The rate needs to stay low in order to keep customers from dropping out of CleanPowerSF and staying with PG&E, which could reduce income from the program that is supposed to fund the construction of The City's very own renewable energy resources.

Build-out of The City's own green energy infrastructure would be financed by future bonds. And bonds can only be sold if the program runs smoothly and produces revenue for two years, said Barbara Hale, the SFPUC's assistant general manager for power.

Such a heavy reliance on credits “is not what we originally anticipated, but it's now the best pathway to affordability while allowing financing for a build-out,” said Supervisor John Avalos, who chairs the Local Agency Formation Commission that will be asked to approve the energy cocktail. “It's just the starting point — and the mix of [credits] can be reduced as we move forward.”

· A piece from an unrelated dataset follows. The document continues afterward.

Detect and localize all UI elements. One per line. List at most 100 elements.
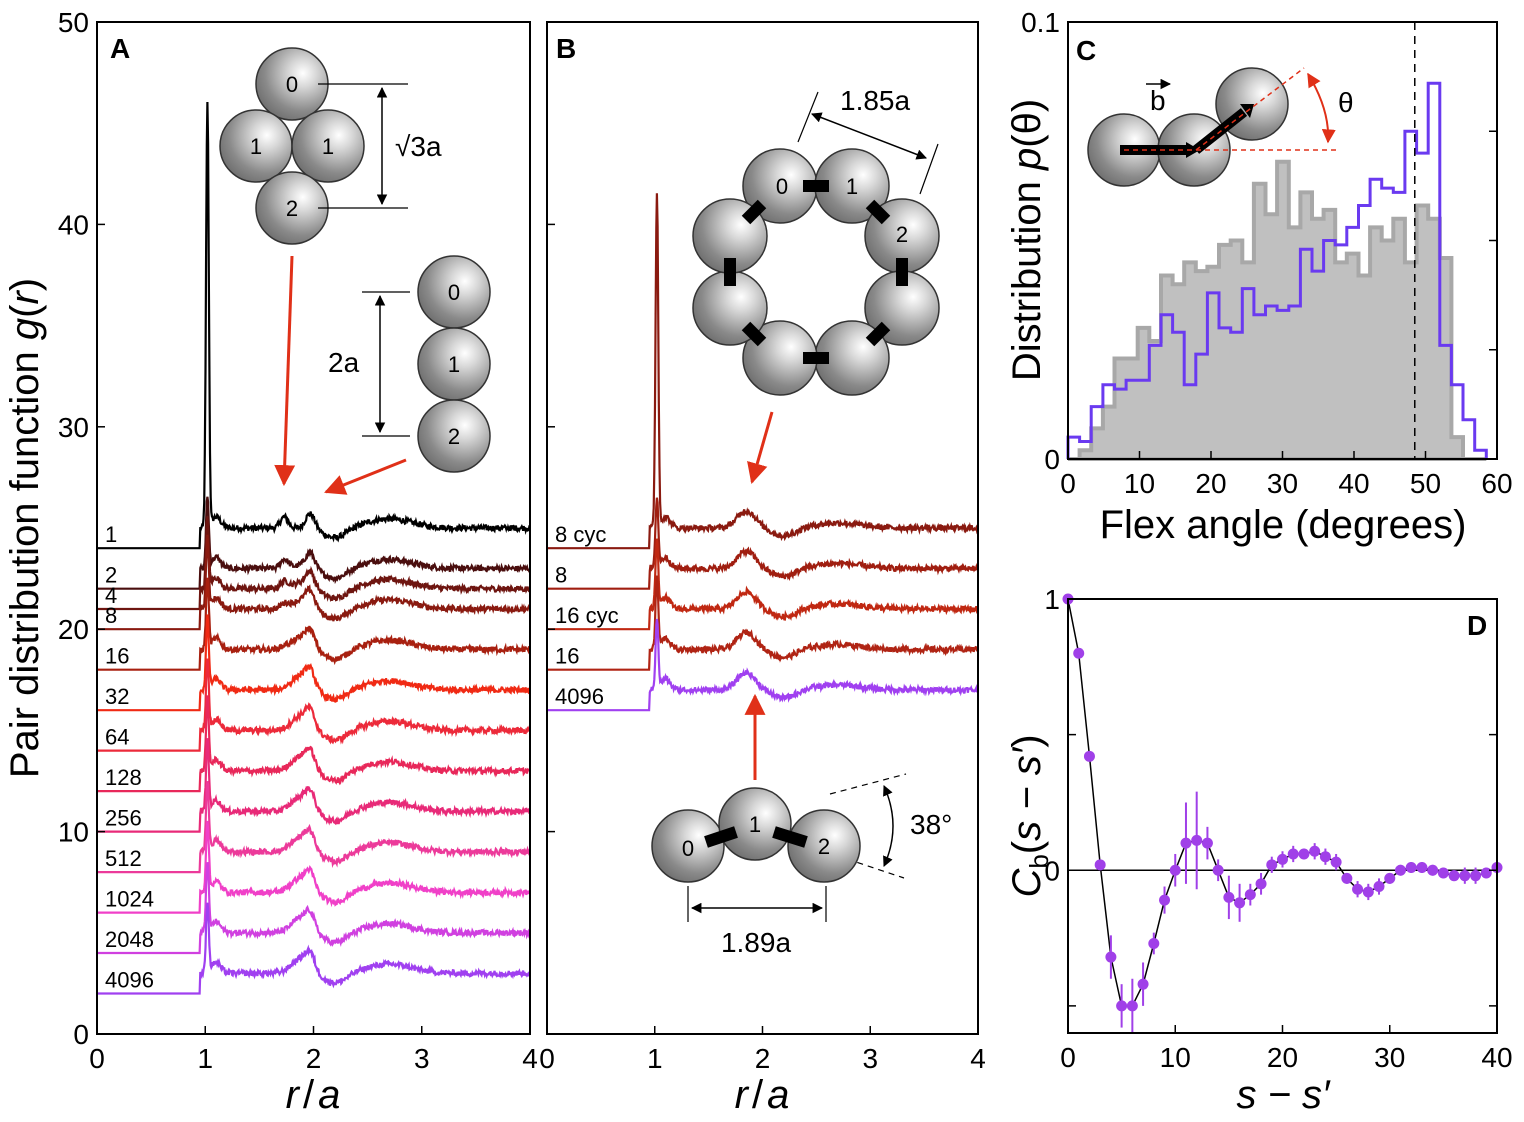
- data-point: [1384, 872, 1396, 884]
- flex-angle-illustration: θ b: [1087, 67, 1354, 187]
- data-point: [1362, 886, 1374, 898]
- panel-b-y-ticks: [547, 21, 555, 1035]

Other community power programs in California are launching with energy portfolios that are cheaper than or cost roughly the same as PG&E's – but they are not 100 percent renewable.

In Sonoma County, Sonoma Clean Power is rolling out next year with an energy mix that could be slightly cheaper than PG&E's, but offers only 33 percent renewable energy.

PG&E is also expected to launch a slightly cheaper “green option” of its own sometime in the next year.